Matchin, W., Sprouse, J., & Hickok, G. (2014) A structural distance effect for backward
anaphora in Broca’s area: an fMRI study. Brain and language, 138(11), 1-11.

Rogalsky, C., Matchin, W., & Hickok, G. (2008). Broca's area, sentence comprehension, and working memory: an fMRI Study. Frontiers in Human Neuroscience, 2, 14.

Santi, A., & Grodzinsky, Y. (2007). Working memory and syntax interact in Broca's area. Neuroimage, 37(1), 8-17.

Santi, A., & Grodzinsky, Y. (2012). Broca's area and sentence comprehension: a relationship parasitic on dependency, displacement or predictability? Neuropsychologia, 50(5), 821-832.

Stowe, L. A. (1986). Parsing WH-constructions: Evidence for on-line gap location. Language and cognitive processes, 1(3), 227-245.
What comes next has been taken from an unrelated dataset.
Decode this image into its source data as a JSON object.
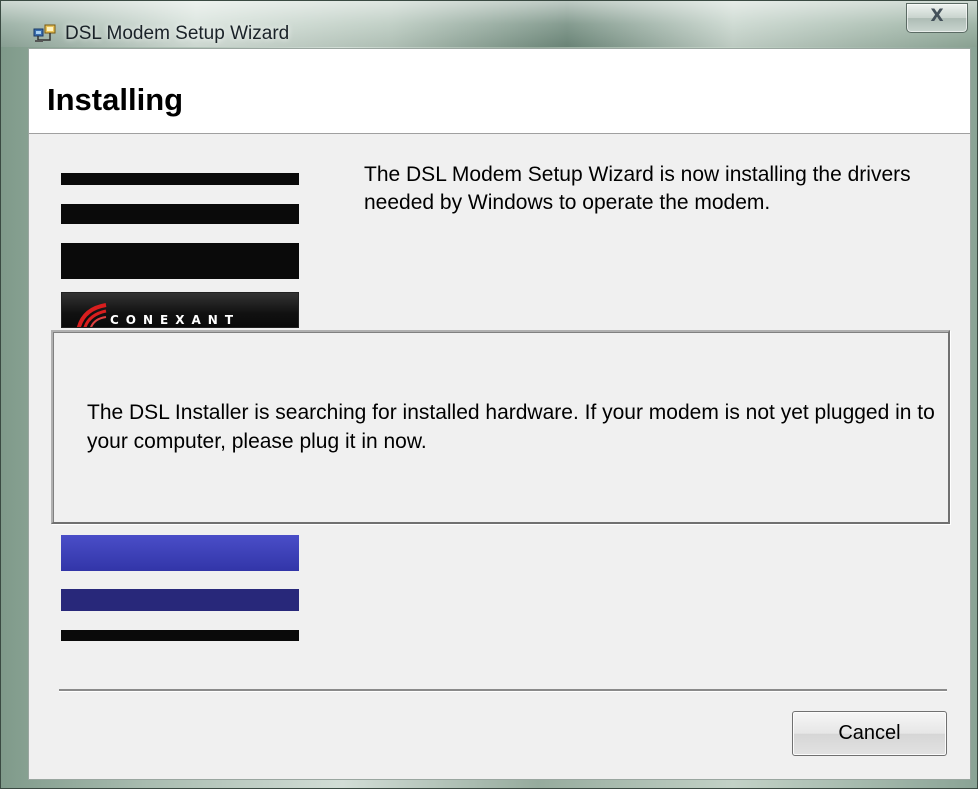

Stromswold, K., Caplan, D., Alpert, N., & Rauch, S. (1996). Localization of syntactic comprehension by positron emission tomography. Brain and language, 52(3), 452-473.


van Gompel, R. P., & Liversedge, S. P. (2003). The influence of morphological information on cataphoric pronoun assignment. Journal of Experimental Psychology: Learning, Memory, and Cognition, 29(1), 128.

1 comment:

Nicolas Bourguignon said...

If I may toot my horn, here's an executive perspective on the role of the frontal cortex and Broca's area in speech and language production: http://www.sciencedirect.com/science/article/pii/S0149763414002358

This may fuel the debate in an interesting way (I hope!!)